Am einfachsten fährst Du in FFM an den Main, dann Mainabwärts bis Höchst, da ist dann wg dem Industriepark Schluß mit am Main radeln. Dann fährst Du auf dem Radweg um den Industriepark herum bis zum Sindlinger Kreisel, im Kreisel 90° rechts abbiegen. (kann sein, das das die zweite Ausfahrt ist) dann unter der Bahn, durch Sindlingen durch, wieder unter der Bahn, durch Zeilsheim .....immer geradeaus, aus Zeilsheim raus, unter der A66 durch, dann immer geradeaus ins Feld, über die B519 drüber weg, am Kelkheimer Grünhof vorbei, am Tierheim vorbei durch das Kelkheimer Gewerbegebiet und dann bist Du am Waldrand von Kelkheim! 
Einfacher ist es bestimmt mit der S2 nach Hofheim oder Eppstein zu fahren, oder mit der K-Bahn nach Kelkheim oder Königstein. 

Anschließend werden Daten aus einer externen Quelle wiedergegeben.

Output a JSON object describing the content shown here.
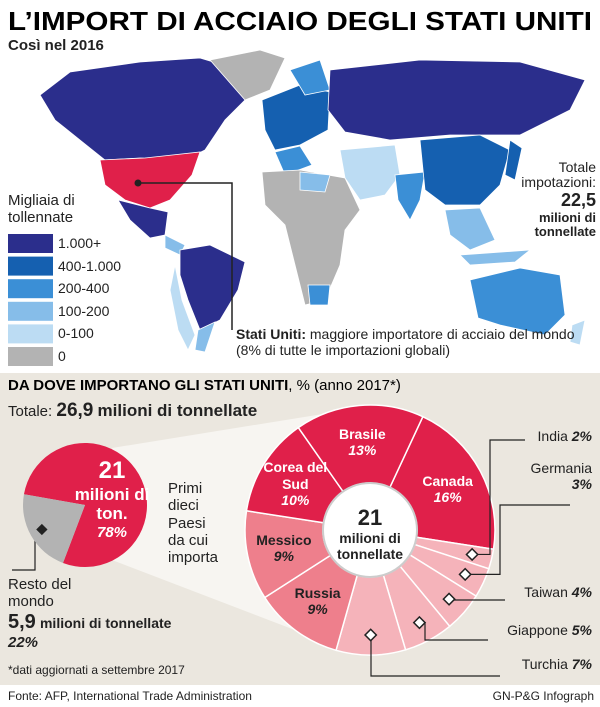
{
  "header": {
    "title": "L’IMPORT DI ACCIAIO DEGLI STATI UNITI",
    "subtitle": "Così nel 2016"
  },
  "map": {
    "legend_title": "Migliaia di tollennate",
    "legend": [
      {
        "label": "1.000+",
        "color": "#2b2e8c"
      },
      {
        "label": "400-1.000",
        "color": "#1560b0"
      },
      {
        "label": "200-400",
        "color": "#3b8fd6"
      },
      {
        "label": "100-200",
        "color": "#86bde9"
      },
      {
        "label": "0-100",
        "color": "#bcdcf3"
      },
      {
        "label": "0",
        "color": "#b3b3b3"
      }
    ],
    "total_label": "Totale impotazioni:",
    "total_number": "22,5",
    "total_unit": "milioni di tonnellate",
    "us_bold": "Stati Uniti:",
    "us_text": "maggiore importatore di acciaio del mondo (8% di tutte le importazioni globali)"
  },
  "section": {
    "heading": "DA DOVE IMPORTANO GLI STATI UNITI",
    "heading_unit": ", % (anno 2017*)",
    "total_label": "Totale:",
    "total_number": "26,9",
    "total_unit": "milioni di tonnellate"
  },
  "chart_data": [
    {
      "type": "pie",
      "categories": [
        "Primi dieci Paesi da cui importa",
        "Resto del mondo"
      ],
      "values": [
        78,
        22
      ],
      "value_labels": [
        "78%",
        "22%"
      ],
      "colors": [
        "#e0204a",
        "#b3b3b3"
      ],
      "annotations": [
        {
          "number": "21",
          "unit": "milioni di ton."
        },
        {
          "number": "5,9",
          "unit": "milioni di tonnellate"
        }
      ]
    },
    {
      "type": "donut",
      "categories": [
        "Canada",
        "India",
        "Germania",
        "Taiwan",
        "Giappone",
        "Turchia",
        "Russia",
        "Messico",
        "Corea del Sud",
        "Brasile"
      ],
      "values": [
        16,
        2,
        3,
        4,
        5,
        7,
        9,
        9,
        10,
        13
      ],
      "value_labels": [
        "16%",
        "2%",
        "3%",
        "4%",
        "5%",
        "7%",
        "9%",
        "9%",
        "10%",
        "13%"
      ],
      "colors": [
        "#e0204a",
        "#f5b3ba",
        "#f5b3ba",
        "#f5b3ba",
        "#f5b3ba",
        "#f5b3ba",
        "#ee7f8c",
        "#ee7f8c",
        "#e0204a",
        "#e0204a"
      ],
      "center_label": {
        "number": "21",
        "unit": "milioni di tonnellate"
      }
    }
  ],
  "footnote": "*dati aggiornati a settembre 2017",
  "source": "Fonte: AFP, International Trade Administration",
  "credit": "GN-P&G Infograph"
}
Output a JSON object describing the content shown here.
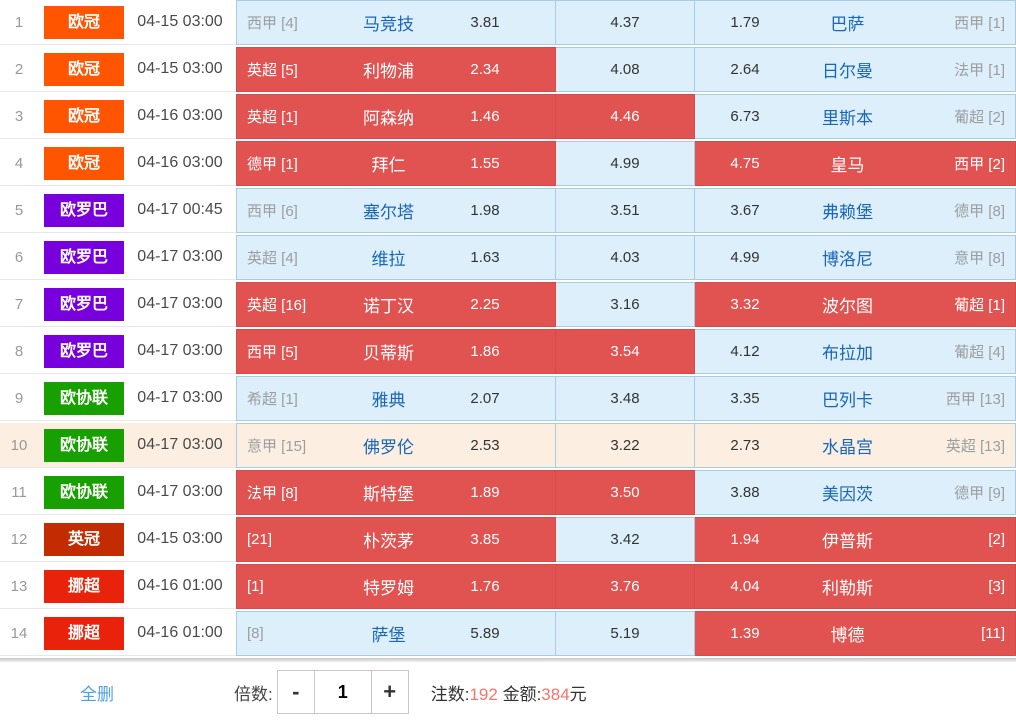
{
  "colors": {
    "leagues": {
      "欧冠": "#FF5400",
      "欧罗巴": "#7700DD",
      "欧协联": "#18A000",
      "英冠": "#C32B00",
      "挪超": "#E8220B"
    },
    "cell_default": "#DDEFFB",
    "cell_selected": "#E05351",
    "row_highlight": "#FCEFE2",
    "team_link_blue": "#1A66B8",
    "value_red": "#F5756B"
  },
  "rows": [
    {
      "num": "1",
      "league": "欧冠",
      "time": "04-15 03:00",
      "home_rank": "西甲 [4]",
      "home_team": "马竞技",
      "home_odds": "3.81",
      "draw_odds": "4.37",
      "away_odds": "1.79",
      "away_team": "巴萨",
      "away_rank": "西甲 [1]",
      "sel_home": false,
      "sel_draw": false,
      "sel_away": false,
      "highlight": false
    },
    {
      "num": "2",
      "league": "欧冠",
      "time": "04-15 03:00",
      "home_rank": "英超 [5]",
      "home_team": "利物浦",
      "home_odds": "2.34",
      "draw_odds": "4.08",
      "away_odds": "2.64",
      "away_team": "日尔曼",
      "away_rank": "法甲 [1]",
      "sel_home": true,
      "sel_draw": false,
      "sel_away": false,
      "highlight": false
    },
    {
      "num": "3",
      "league": "欧冠",
      "time": "04-16 03:00",
      "home_rank": "英超 [1]",
      "home_team": "阿森纳",
      "home_odds": "1.46",
      "draw_odds": "4.46",
      "away_odds": "6.73",
      "away_team": "里斯本",
      "away_rank": "葡超 [2]",
      "sel_home": true,
      "sel_draw": true,
      "sel_away": false,
      "highlight": false
    },
    {
      "num": "4",
      "league": "欧冠",
      "time": "04-16 03:00",
      "home_rank": "德甲 [1]",
      "home_team": "拜仁",
      "home_odds": "1.55",
      "draw_odds": "4.99",
      "away_odds": "4.75",
      "away_team": "皇马",
      "away_rank": "西甲 [2]",
      "sel_home": true,
      "sel_draw": false,
      "sel_away": true,
      "highlight": false
    },
    {
      "num": "5",
      "league": "欧罗巴",
      "time": "04-17 00:45",
      "home_rank": "西甲 [6]",
      "home_team": "塞尔塔",
      "home_odds": "1.98",
      "draw_odds": "3.51",
      "away_odds": "3.67",
      "away_team": "弗赖堡",
      "away_rank": "德甲 [8]",
      "sel_home": false,
      "sel_draw": false,
      "sel_away": false,
      "highlight": false
    },
    {
      "num": "6",
      "league": "欧罗巴",
      "time": "04-17 03:00",
      "home_rank": "英超 [4]",
      "home_team": "维拉",
      "home_odds": "1.63",
      "draw_odds": "4.03",
      "away_odds": "4.99",
      "away_team": "博洛尼",
      "away_rank": "意甲 [8]",
      "sel_home": false,
      "sel_draw": false,
      "sel_away": false,
      "highlight": false
    },
    {
      "num": "7",
      "league": "欧罗巴",
      "time": "04-17 03:00",
      "home_rank": "英超 [16]",
      "home_team": "诺丁汉",
      "home_odds": "2.25",
      "draw_odds": "3.16",
      "away_odds": "3.32",
      "away_team": "波尔图",
      "away_rank": "葡超 [1]",
      "sel_home": true,
      "sel_draw": false,
      "sel_away": true,
      "highlight": false
    },
    {
      "num": "8",
      "league": "欧罗巴",
      "time": "04-17 03:00",
      "home_rank": "西甲 [5]",
      "home_team": "贝蒂斯",
      "home_odds": "1.86",
      "draw_odds": "3.54",
      "away_odds": "4.12",
      "away_team": "布拉加",
      "away_rank": "葡超 [4]",
      "sel_home": true,
      "sel_draw": true,
      "sel_away": false,
      "highlight": false
    },
    {
      "num": "9",
      "league": "欧协联",
      "time": "04-17 03:00",
      "home_rank": "希超 [1]",
      "home_team": "雅典",
      "home_odds": "2.07",
      "draw_odds": "3.48",
      "away_odds": "3.35",
      "away_team": "巴列卡",
      "away_rank": "西甲 [13]",
      "sel_home": false,
      "sel_draw": false,
      "sel_away": false,
      "highlight": false
    },
    {
      "num": "10",
      "league": "欧协联",
      "time": "04-17 03:00",
      "home_rank": "意甲 [15]",
      "home_team": "佛罗伦",
      "home_odds": "2.53",
      "draw_odds": "3.22",
      "away_odds": "2.73",
      "away_team": "水晶宫",
      "away_rank": "英超 [13]",
      "sel_home": false,
      "sel_draw": false,
      "sel_away": false,
      "highlight": true
    },
    {
      "num": "11",
      "league": "欧协联",
      "time": "04-17 03:00",
      "home_rank": "法甲 [8]",
      "home_team": "斯特堡",
      "home_odds": "1.89",
      "draw_odds": "3.50",
      "away_odds": "3.88",
      "away_team": "美因茨",
      "away_rank": "德甲 [9]",
      "sel_home": true,
      "sel_draw": true,
      "sel_away": false,
      "highlight": false
    },
    {
      "num": "12",
      "league": "英冠",
      "time": "04-15 03:00",
      "home_rank": "[21]",
      "home_team": "朴茨茅",
      "home_odds": "3.85",
      "draw_odds": "3.42",
      "away_odds": "1.94",
      "away_team": "伊普斯",
      "away_rank": "[2]",
      "sel_home": true,
      "sel_draw": false,
      "sel_away": true,
      "highlight": false
    },
    {
      "num": "13",
      "league": "挪超",
      "time": "04-16 01:00",
      "home_rank": "[1]",
      "home_team": "特罗姆",
      "home_odds": "1.76",
      "draw_odds": "3.76",
      "away_odds": "4.04",
      "away_team": "利勒斯",
      "away_rank": "[3]",
      "sel_home": true,
      "sel_draw": true,
      "sel_away": true,
      "highlight": false
    },
    {
      "num": "14",
      "league": "挪超",
      "time": "04-16 01:00",
      "home_rank": "[8]",
      "home_team": "萨堡",
      "home_odds": "5.89",
      "draw_odds": "5.19",
      "away_odds": "1.39",
      "away_team": "博德",
      "away_rank": "[11]",
      "sel_home": false,
      "sel_draw": false,
      "sel_away": true,
      "highlight": false
    }
  ],
  "footer": {
    "delete_all": "全删",
    "multiplier_label": "倍数:",
    "minus": "-",
    "multiplier_value": "1",
    "plus": "+",
    "bets_label": "注数:",
    "bets_value": "192",
    "amount_label": " 金额:",
    "amount_value": "384",
    "amount_unit": "元"
  }
}
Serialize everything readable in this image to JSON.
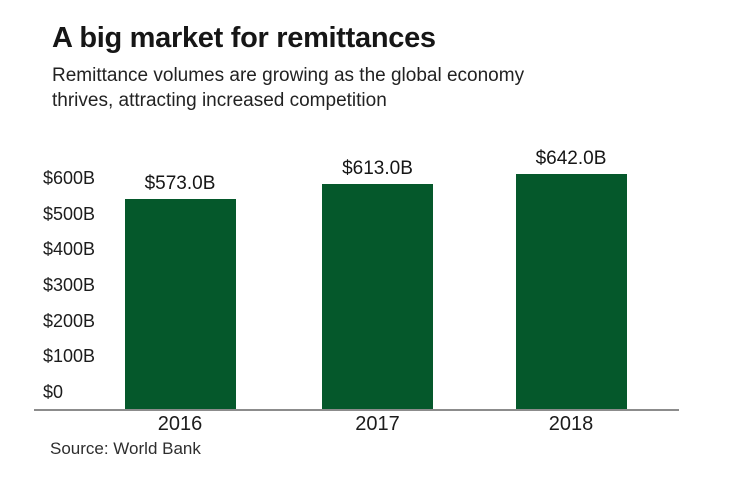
{
  "header": {
    "title": "A big market for remittances",
    "subtitle_lines": [
      "Remittance volumes are growing as the global economy",
      "thrives, attracting increased competition"
    ]
  },
  "source_note": "Source: World Bank",
  "colors": {
    "bar": "#05582b",
    "axis_line": "#8c8c8c",
    "text": "#161616"
  },
  "chart_data": {
    "type": "bar",
    "title": "A big market for remittances",
    "subtitle": "Remittance volumes are growing as the global economy thrives, attracting increased competition",
    "categories": [
      "2016",
      "2017",
      "2018"
    ],
    "values": [
      573,
      613,
      642
    ],
    "value_labels": [
      "$573.0B",
      "$613.0B",
      "$642.0B"
    ],
    "unit": "USD billions",
    "xlabel": "",
    "ylabel": "",
    "ylim": [
      0,
      650
    ],
    "y_ticks": [
      {
        "label": "$600B",
        "value": 600
      },
      {
        "label": "$500B",
        "value": 500
      },
      {
        "label": "$400B",
        "value": 400
      },
      {
        "label": "$300B",
        "value": 300
      },
      {
        "label": "$200B",
        "value": 200
      },
      {
        "label": "$100B",
        "value": 100
      },
      {
        "label": "$0",
        "value": 0
      }
    ],
    "grid": false,
    "legend": "none",
    "source": "Source: World Bank"
  }
}
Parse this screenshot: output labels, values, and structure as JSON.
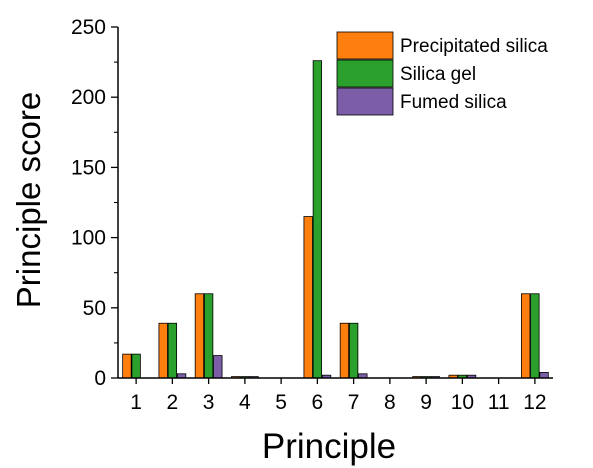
{
  "chart_data": {
    "type": "bar",
    "xlabel": "Principle",
    "ylabel": "Principle score",
    "categories": [
      "1",
      "2",
      "3",
      "4",
      "5",
      "6",
      "7",
      "8",
      "9",
      "10",
      "11",
      "12"
    ],
    "ylim": [
      0,
      250
    ],
    "yticks": [
      0,
      50,
      100,
      150,
      200,
      250
    ],
    "grid": false,
    "legend_position": "top-right",
    "series": [
      {
        "name": "Precipitated silica",
        "color": "#ff7f0e",
        "values": [
          17,
          39,
          60,
          1,
          0,
          115,
          39,
          0,
          1,
          2,
          0,
          60
        ]
      },
      {
        "name": "Silica gel",
        "color": "#2ca02c",
        "values": [
          17,
          39,
          60,
          1,
          0,
          226,
          39,
          0,
          1,
          2,
          0,
          60
        ]
      },
      {
        "name": "Fumed silica",
        "color": "#7b5ea7",
        "values": [
          0,
          3,
          16,
          1,
          0,
          2,
          3,
          0,
          1,
          2,
          0,
          4
        ]
      }
    ]
  }
}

unter www.sattelkontakt.de findest Du ein paar interessante Touren die alle ab Hofheim Bahnhof starten. 
Nach Hofheim kommst Du ähnlich wie ich es beschrieben habe, aber am Orstausgang Zeilsheim nach der Unterführung der A66 hälst Du Dich links immer parallel zur Straße, erst noch ein kleines Stück an der A66 lang, dann an der "Zeilsheimer Strasse die nach Hofheim rein führt. In Hofheim fährst Du die Einfallstrasse bis zur 4 Ampel dann links die Elisabethenstrasse runter am neuen Chinoncenter vorbei, dann stößt Du auf den Bahnhof. 
Viel Spaß beim Trailsuchen. 

Tom, der jetzt auch mal wieder über den Judenkopf und den Staufen nach Hause fährt


----------